А Мороз знай себе ворочает кочергу, думает…
И на что подписались?
Ребята, когда Мороз уходил, шептались, что будто бы дело-то простое, пошуметь, народец попужать, а после пустить огоньку в купеческие кварталы, благо и огонь им выдадут такой, чтоб полыхнуло знатно. И уже там, когда пойдет гулять петух да огненный, никто спрашивать не станет, пустыми дома горели или как еще…
Шкеня сперва обрадовался, а после… недаром еще старый городовой, светлой ему памяти, пока жив был, то и весь участок свой в порядке держал, и Шкеню тоже, говорил, будто бы у Шкени чутье крысиное. Сперва-то обидным казалось, а после понял, это ж самая что ни на есть похвала.
Крыса – зверь осторожный.
И ныне чутье твердило, что не будет все так ладно, как им расписали. И пусть уплочено задатку по три рубля, да пропиты они и забыты давно. Прочие-то сидят спокойненько, лопают кашу, жиром заправленную, да добычу делят, еще не добытую, про приметы позабыв.
А Шкене неспокойно.
– Что? – Мороз протянул яблочко, которое Шкеня взял не без опаски. – С Мороза бы сталось и кочергою по руке загребущей огреть. – Неспокойно?
И улыбается себе в бороду.
– Неспокойно, – не стал отпираться Шкеня. – На дурное подписать хотят… на… не знаю… только от тут, в грудях, свербится…
– Уйти хочешь?
А яблочко наливное, с бочком полосатеньким, чуть придавленным. И крошки табачные прилипли. Шкеня поспешно головой замотал: знал он, как от Мороза уходят.
– От и верно… держись рядышком. И другим языком не трепи…
– Значит…
– Уговор есть уговор. Подрядились, надобно делать, а то ж честные люди не поймут, – Мороз протянул руки к огню. Поговаривали, что в первый свой побег с каторги он по молодости померз крепко, еле-еле магики откачали. Небось знали бы, кем станет, сами б добили. Как бы то ни было, теперича Мороз мерз даже в самую летнюю жару, вона, в шубейку старую укутался, только нос и торчит. – Запомни, дуралей, как бы оно ни повернулось, а заказы отработать надобно.
Шкеня кивнул, в яблоко вгрызаясь.
Отработает.
Только… в гущу самую лезть не будет, лучше уж без добычи остаться, чем без головы.

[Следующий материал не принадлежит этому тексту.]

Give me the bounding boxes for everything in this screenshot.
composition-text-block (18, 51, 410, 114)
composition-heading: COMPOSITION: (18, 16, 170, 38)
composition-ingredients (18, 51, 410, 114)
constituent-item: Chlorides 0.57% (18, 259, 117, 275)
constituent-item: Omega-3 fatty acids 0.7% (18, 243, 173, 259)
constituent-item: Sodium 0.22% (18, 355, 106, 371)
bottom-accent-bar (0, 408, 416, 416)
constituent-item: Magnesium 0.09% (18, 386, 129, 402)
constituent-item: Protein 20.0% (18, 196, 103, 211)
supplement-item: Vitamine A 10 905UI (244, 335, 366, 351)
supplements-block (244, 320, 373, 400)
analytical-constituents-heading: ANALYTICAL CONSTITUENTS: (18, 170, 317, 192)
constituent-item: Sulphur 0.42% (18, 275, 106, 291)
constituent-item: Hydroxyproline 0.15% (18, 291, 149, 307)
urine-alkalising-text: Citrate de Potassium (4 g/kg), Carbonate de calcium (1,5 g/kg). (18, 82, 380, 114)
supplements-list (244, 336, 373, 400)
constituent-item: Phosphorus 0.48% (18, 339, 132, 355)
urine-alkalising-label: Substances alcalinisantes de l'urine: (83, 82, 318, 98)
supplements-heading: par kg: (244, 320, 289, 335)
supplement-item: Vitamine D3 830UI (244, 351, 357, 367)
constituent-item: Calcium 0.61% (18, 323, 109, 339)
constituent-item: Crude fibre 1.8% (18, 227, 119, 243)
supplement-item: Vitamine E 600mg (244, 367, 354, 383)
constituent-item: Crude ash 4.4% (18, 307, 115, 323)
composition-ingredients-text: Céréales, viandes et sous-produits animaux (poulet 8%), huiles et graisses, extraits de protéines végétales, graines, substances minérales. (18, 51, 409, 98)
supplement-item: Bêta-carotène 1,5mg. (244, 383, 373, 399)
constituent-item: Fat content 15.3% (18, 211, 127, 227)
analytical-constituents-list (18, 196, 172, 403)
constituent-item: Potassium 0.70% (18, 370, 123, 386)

– И… когда? – осмелился спросить он, раз уж у Мороза настроение разговорное случилось, то грех было не воспользоваться.
– Скоро… вот, почитай, как наследника поздравлять станут, так самое и оно…
Шкеня подавил вздох.
В политику лезть не хотелось бы. Политические – народец дурной, бесноватый, можно сказать, и никогда не поймешь, чего у них в головах творится. Да только разве ж спросит кто, чего там Шкене охота?
Определенно. Отлынивать он не станет, но и вперед не полезет… ни за какие такие яблоки.
Мороз, будто догадавшись про этакие, вора честного недостойные мысли, лишь головой покачал: мол, что с тебя, дурня, взять.